11. Suspension and Termination
11.1 Suspension Rights
XenoStep may suspend Product sales immediately upon: (a) KYB or sanctions concern; (b) excessive chargebacks, refunds, disputes, or Customer complaints; (c) Product compliance violation; (d) Supplier breach of this Agreement; (e) suspected fraud or deceptive Product claims; or (f) payment processor, bank, regulator, or platform requirement.
11.2 Termination for Convenience
Either Party may terminate this Agreement with thirty (30) days written notice.
11.3 Immediate Termination for Cause
XenoStep may terminate this Agreement immediately for cause, including fraud, sanctions hit, material breach, illegal Product activity, infringement claim, privacy violation, failure to provide KYB or tax documentation, or conduct that creates material risk for XenoStep.
11.4 Customer Transition
Upon termination, XenoStep shall determine in its sole discretion whether to: (a) continue providing Customer access through the end of their billing period; (b) issue refunds to affected Customers; or (c) transition Customers to an alternative product. Supplier shall cooperate with any transition.
11.5 Final Supplier Fee Payment
Accrued Supplier Fees shall be paid within sixty (60) days of termination, net of all setoffs, reserves, tax withholding, compliance holds, chargebacks, refunds, and other deductions allowed under this Agreement.
11.6 Survival
Sections concerning Supplier Fees, setoffs, reserves, Customer funds, compliance warranties, taxes, indemnification, limitation of liability, dispute resolution, and any payment or audit obligations shall survive termination.
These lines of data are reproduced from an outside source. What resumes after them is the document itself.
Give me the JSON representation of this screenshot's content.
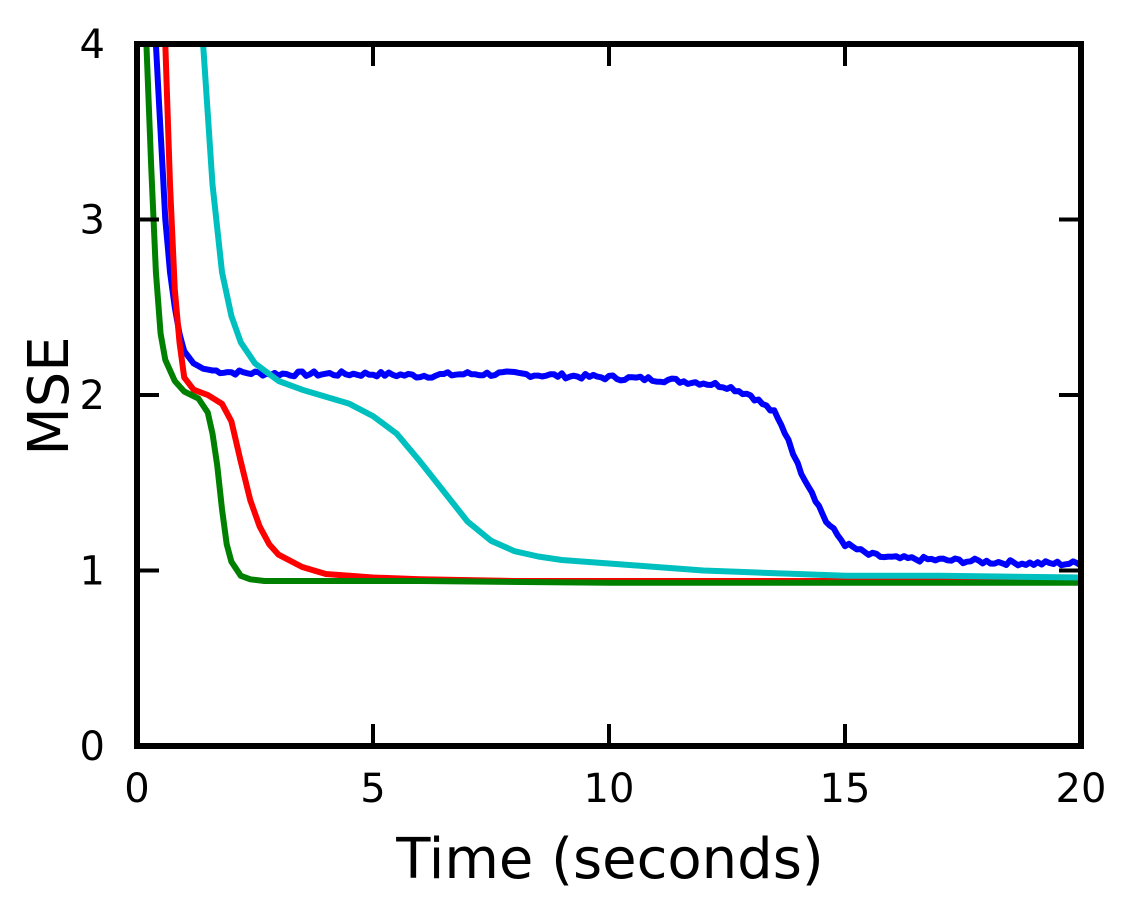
{
  "chart_data": {
    "type": "line",
    "title": "",
    "xlabel": "Time (seconds)",
    "ylabel": "MSE",
    "xlim": [
      0,
      20
    ],
    "ylim": [
      0,
      4
    ],
    "xticks": [
      "0",
      "5",
      "10",
      "15",
      "20"
    ],
    "yticks": [
      "0",
      "1",
      "2",
      "3",
      "4"
    ],
    "grid": false,
    "legend": "none",
    "series": [
      {
        "color": "#0000ff",
        "noisy": true,
        "x": [
          0.4,
          0.5,
          0.6,
          0.7,
          0.8,
          0.9,
          1.0,
          1.2,
          1.4,
          1.6,
          2.0,
          3.0,
          4.0,
          5.0,
          6.0,
          7.0,
          8.0,
          9.0,
          10.0,
          11.0,
          12.0,
          12.5,
          13.0,
          13.5,
          13.8,
          14.0,
          14.3,
          14.6,
          15.0,
          15.5,
          16.0,
          17.0,
          18.0,
          19.0,
          20.0
        ],
        "y": [
          4.0,
          3.5,
          3.0,
          2.7,
          2.5,
          2.35,
          2.25,
          2.18,
          2.15,
          2.14,
          2.13,
          2.12,
          2.12,
          2.12,
          2.11,
          2.12,
          2.12,
          2.11,
          2.1,
          2.09,
          2.07,
          2.05,
          2.0,
          1.9,
          1.75,
          1.6,
          1.45,
          1.28,
          1.15,
          1.09,
          1.07,
          1.06,
          1.05,
          1.04,
          1.04
        ]
      },
      {
        "color": "#ff0000",
        "noisy": false,
        "x": [
          0.6,
          0.7,
          0.8,
          0.9,
          1.0,
          1.2,
          1.5,
          1.8,
          2.0,
          2.2,
          2.4,
          2.6,
          2.8,
          3.0,
          3.5,
          4.0,
          5.0,
          6.0,
          8.0,
          10.0,
          15.0,
          20.0
        ],
        "y": [
          4.0,
          3.2,
          2.6,
          2.3,
          2.1,
          2.03,
          2.0,
          1.95,
          1.85,
          1.62,
          1.4,
          1.25,
          1.15,
          1.09,
          1.02,
          0.98,
          0.96,
          0.95,
          0.94,
          0.94,
          0.94,
          0.94
        ]
      },
      {
        "color": "#008000",
        "noisy": false,
        "x": [
          0.2,
          0.3,
          0.4,
          0.5,
          0.6,
          0.8,
          1.0,
          1.3,
          1.5,
          1.6,
          1.7,
          1.8,
          1.9,
          2.0,
          2.2,
          2.4,
          2.7,
          3.0,
          4.0,
          6.0,
          10.0,
          15.0,
          20.0
        ],
        "y": [
          4.0,
          3.3,
          2.7,
          2.35,
          2.2,
          2.08,
          2.02,
          1.98,
          1.9,
          1.78,
          1.6,
          1.35,
          1.15,
          1.05,
          0.97,
          0.95,
          0.94,
          0.94,
          0.94,
          0.94,
          0.93,
          0.93,
          0.93
        ]
      },
      {
        "color": "#00bfbf",
        "noisy": false,
        "x": [
          1.4,
          1.6,
          1.8,
          2.0,
          2.2,
          2.5,
          3.0,
          3.5,
          4.0,
          4.5,
          5.0,
          5.5,
          6.0,
          6.5,
          7.0,
          7.5,
          8.0,
          8.5,
          9.0,
          10.0,
          11.0,
          12.0,
          13.0,
          14.0,
          15.0,
          17.0,
          20.0
        ],
        "y": [
          4.0,
          3.2,
          2.7,
          2.45,
          2.3,
          2.18,
          2.08,
          2.03,
          1.99,
          1.95,
          1.88,
          1.78,
          1.62,
          1.45,
          1.28,
          1.17,
          1.11,
          1.08,
          1.06,
          1.04,
          1.02,
          1.0,
          0.99,
          0.98,
          0.97,
          0.97,
          0.96
        ]
      }
    ]
  }
}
12. Indemnification, Limitation of Liability, Governing Law, and Dispute Resolution
12.1 Supplier Indemnification
Supplier shall indemnify, defend, and hold harmless XenoStep, its affiliates, officers, directors, employees, contractors, service providers, and representatives from and against any claims, losses, damages, liabilities, fines, penalties, costs, and expenses, including reasonable attorneys' fees, arising from: (a) Supplier's Product(s); (b) Supplier's breach of this Agreement; (c) Supplier's intellectual property infringement, misappropriation, or violation; (d) Supplier's privacy, data protection, or security violations; (e) Supplier's violation of law; or (f) Supplier's Product claims, support failures, or Customer disputes.
12.2 Limitation of Liability
XenoStep's total liability to Supplier shall not exceed the Supplier Fees paid to Supplier in the three (3) months preceding the claim. Neither Party shall be liable for indirect, consequential, special, incidental, exemplary, or punitive damages, or for lost profits, lost revenue, loss of goodwill, or loss of data, except to the extent prohibited by law.
12.3 Governing Law
This Agreement is governed by the laws of the State of Delaware, USA, without regard to conflict of law principles.
12.4 Dispute Resolution
Disputes shall be resolved by binding arbitration under the AAA Commercial Arbitration Rules. The arbitration shall be conducted in English in Wilmington, Delaware. Each Party waives the right to a jury trial.
12.5 Entire Agreement
This Agreement, together with any Product Schedule and any policies expressly incorporated by reference, constitutes the entire agreement between the Parties regarding its subject matter and supersedes all prior or contemporaneous agreements, proposals, and communications regarding that subject matter.
12.6 Amendments
Any amendment to this Agreement must be in writing and signed by both Parties, except that XenoStep may update operational policies, prohibited product rules, compliance procedures, and Customer-facing terms from time to time where those updates do not materially reduce Supplier's accrued payment rights.
12.7 Controlling Language
This Agreement is prepared and executed in English. A Korean translation may be provided for reference convenience only. If there is any conflict or inconsistency between the English version and any translation, the English version controls in all respects.